Getting the ear of the CEO to pivot

Menno van Dijk 1
December 12th, 2016
Article by: Menno van Dijk, Valeria Mecozzi
Getting the ear of the CEO to pivot

Most scale-ups do not get things right the first time. The Founder and CEO sets upon a direction into the unknown, onto a path riddled with false assumptions. As she feels the need to always project full confidence, especially in the face of all kinds of resistance and inertia, she might be blind to the real issues and the need to change.


It is within the middle ranks that a leader must feel empowered to identify and promote the need for pivoting.
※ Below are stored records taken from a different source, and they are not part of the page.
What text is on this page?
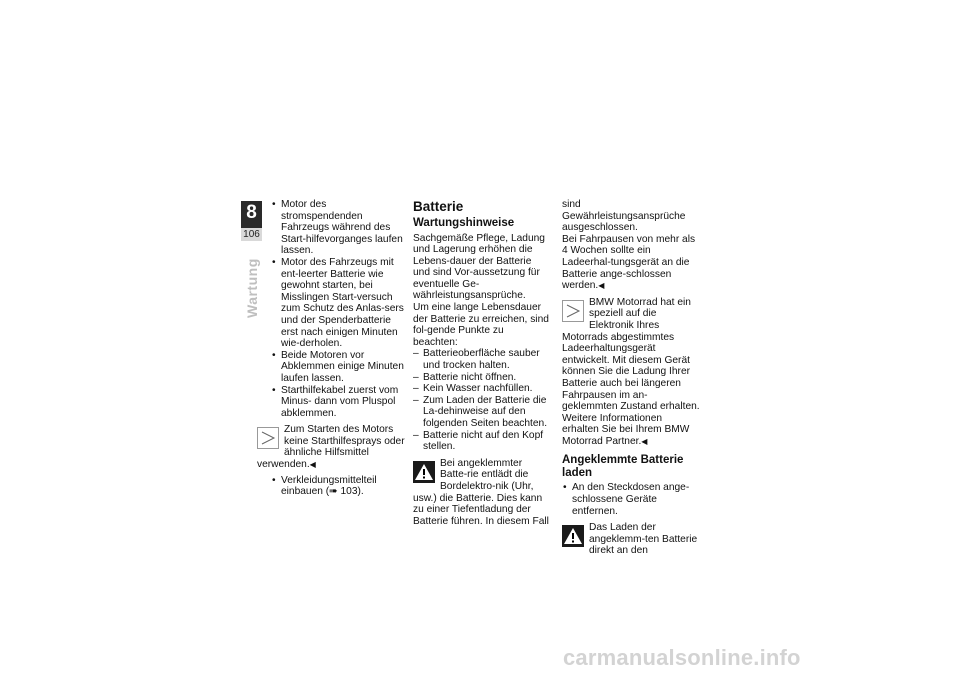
8
106
Wartung

• Motor des stromspendenden Fahrzeugs während des Start-hilfevorganges laufen lassen.

• Motor des Fahrzeugs mit ent-leerter Batterie wie gewohnt starten, bei Misslingen Start-versuch zum Schutz des Anlas-sers und der Spenderbatterie erst nach einigen Minuten wie-derholen.

• Beide Motoren vor Abklemmen einige Minuten laufen lassen.

• Starthilfekabel zuerst vom Minus- dann vom Pluspol abklemmen.

Zum Starten des Motors keine Starthilfesprays oder ähnliche Hilfsmittel verwenden.◀

• Verkleidungsmittelteil einbauen (➠ 103).

Batterie
Wartungshinweise

Sachgemäße Pflege, Ladung und Lagerung erhöhen die Lebens-dauer der Batterie und sind Vor-aussetzung für eventuelle Ge-währleistungsansprüche.

Um eine lange Lebensdauer der Batterie zu erreichen, sind fol-gende Punkte zu beachten:

– Batterieoberfläche sauber und trocken halten.

– Batterie nicht öffnen.

– Kein Wasser nachfüllen.

– Zum Laden der Batterie die La-dehinweise auf den folgenden Seiten beachten.

– Batterie nicht auf den Kopf stellen.

Bei angeklemmter Batte-rie entlädt die Bordelektro-nik (Uhr, usw.) die Batterie. Dies kann zu einer Tiefentladung der Batterie führen. In diesem Fall

sind Gewährleistungsansprüche ausgeschlossen.

Bei Fahrpausen von mehr als 4 Wochen sollte ein Ladeerhal-tungsgerät an die Batterie ange-schlossen werden.◀

BMW Motorrad hat ein speziell auf die Elektronik Ihres Motorrads abgestimmtes Ladeerhaltungsgerät entwickelt. Mit diesem Gerät können Sie die Ladung Ihrer Batterie auch bei längeren Fahrpausen im an-geklemmten Zustand erhalten. Weitere Informationen erhalten Sie bei Ihrem BMW Motorrad Partner.◀
Angeklemmte Batterie laden

• An den Steckdosen ange-schlossene Geräte entfernen.

Das Laden der angeklemm-ten Batterie direkt an den
carmanualsonline.info
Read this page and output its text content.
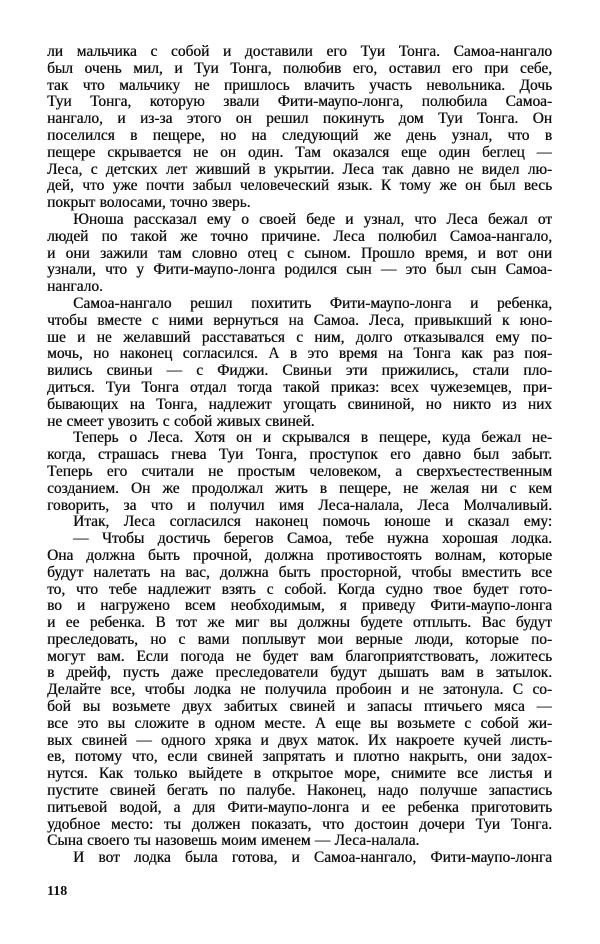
ли мальчика с собой и доставили его Туи Тонга. Самоа-нангало
был очень мил, и Туи Тонга, полюбив его, оставил его при себе,
так что мальчику не пришлось влачить участь невольника. Дочь
Туи Тонга, которую звали Фити-маупо-лонга, полюбила Самоа-
нангало, и из-за этого он решил покинуть дом Туи Тонга. Он
поселился в пещере, но на следующий же день узнал, что в
пещере скрывается не он один. Там оказался еще один беглец —
Леса, с детских лет живший в укрытии. Леса так давно не видел лю-
дей, что уже почти забыл человеческий язык. К тому же он был весь
покрыт волосами, точно зверь.
Юноша рассказал ему о своей беде и узнал, что Леса бежал от
людей по такой же точно причине. Леса полюбил Самоа-нангало,
и они зажили там словно отец с сыном. Прошло время, и вот они
узнали, что у Фити-маупо-лонга родился сын — это был сын Самоа-
нангало.
Самоа-нангало решил похитить Фити-маупо-лонга и ребенка,
чтобы вместе с ними вернуться на Самоа. Леса, привыкший к юно-
ше и не желавший расставаться с ним, долго отказывался ему по-
мочь, но наконец согласился. А в это время на Тонга как раз поя-
вились свиньи — с Фиджи. Свиньи эти прижились, стали пло-
диться. Туи Тонга отдал тогда такой приказ: всех чужеземцев, при-
бывающих на Тонга, надлежит угощать свининой, но никто из них
не смеет увозить с собой живых свиней.
Теперь о Леса. Хотя он и скрывался в пещере, куда бежал не-
когда, страшась гнева Туи Тонга, проступок его давно был забыт.
Теперь его считали не простым человеком, а сверхъестественным
созданием. Он же продолжал жить в пещере, не желая ни с кем
говорить, за что и получил имя Леса-налала, Леса Молчаливый.
Итак, Леса согласился наконец помочь юноше и сказал ему:
— Чтобы достичь берегов Самоа, тебе нужна хорошая лодка.
Она должна быть прочной, должна противостоять волнам, которые
будут налетать на вас, должна быть просторной, чтобы вместить все
то, что тебе надлежит взять с собой. Когда судно твое будет гото-
во и нагружено всем необходимым, я приведу Фити-маупо-лонга
и ее ребенка. В тот же миг вы должны будете отплыть. Вас будут
преследовать, но с вами поплывут мои верные люди, которые по-
могут вам. Если погода не будет вам благоприятствовать, ложитесь
в дрейф, пусть даже преследователи будут дышать вам в затылок.
Делайте все, чтобы лодка не получила пробоин и не затонула. С со-
бой вы возьмете двух забитых свиней и запасы птичьего мяса —
все это вы сложите в одном месте. А еще вы возьмете с собой жи-
вых свиней — одного хряка и двух маток. Их накроете кучей листь-
ев, потому что, если свиней запрятать и плотно накрыть, они задох-
нутся. Как только выйдете в открытое море, снимите все листья и
пустите свиней бегать по палубе. Наконец, надо получше запастись
питьевой водой, а для Фити-маупо-лонга и ее ребенка приготовить
удобное место: ты должен показать, что достоин дочери Туи Тонга.
Сына своего ты назовешь моим именем — Леса-налала.
И вот лодка была готова, и Самоа-нангало, Фити-маупо-лонга
118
People in this layer gather valuable intelligence from the direct contact with customers, suppliers, and colleagues; they can often see when the market is ripe for a certain offering, for instance, or spot signs that the current course of action won't work.  The same holds for supervisory board members, coaches and experts.


But for many reasons, ranging from a fear of negative consequences to compliance with the Founders/CEO, they may not voice their ideas and concerns. Even worse is that when they do, they often struggle to persuade the people at the helm.

A leader must feel empowered to identify and promote the need for pivoting. Click To Tweet

Selling the need to pivot is a real skill and scale-up CEOs should ensure the people around them master it.  There are several tactics associated with success:

  • Get the timing right by, say, attending to the Founder’s/CEO’s preoccupations or by aligning with larger trends or key events. Realize that most Founders/CEOs are in information overload and consciously ignore certain signals as exemplary of what they want to fight against (versus listen to).
  • Tailor your “pivot pitch” to the goals, values, and knowledge of Founder/CEO. For instance, most founding CEOs would be less concerned about risking the venture than risk never achieving their long-held ambition.
  • Manage emotions (your own and the CEO’s). The Founder/CEO is deeply vested in the venture. Everything is personal.  As a result, every issue raised will feel like a personal attack. So take him to lunch, or find any opportunity for a long conversation, and first articulate your commitment. Only then share the new insights.  Defuse the personal side. Adhere to organizational norms, such as how she prefers to receive information (is it story? Data?).  Do not involve others.  It will feel like you are trying to surround the CEO and play politics.  This will backfire.
  • Do not jump to conclusions, solutions or action. The Founder/CEO will turn the rudder if she sees danger. Perhaps it is enough to just point to the tip of the iceberg, not already to raise full alarm and jump in the nearest lifeboat.

Issue selling is an ongoing process that requires groundwork and patience. Midlevel managers who do it effectively get decision makers’ attention and make a real difference in their organizations.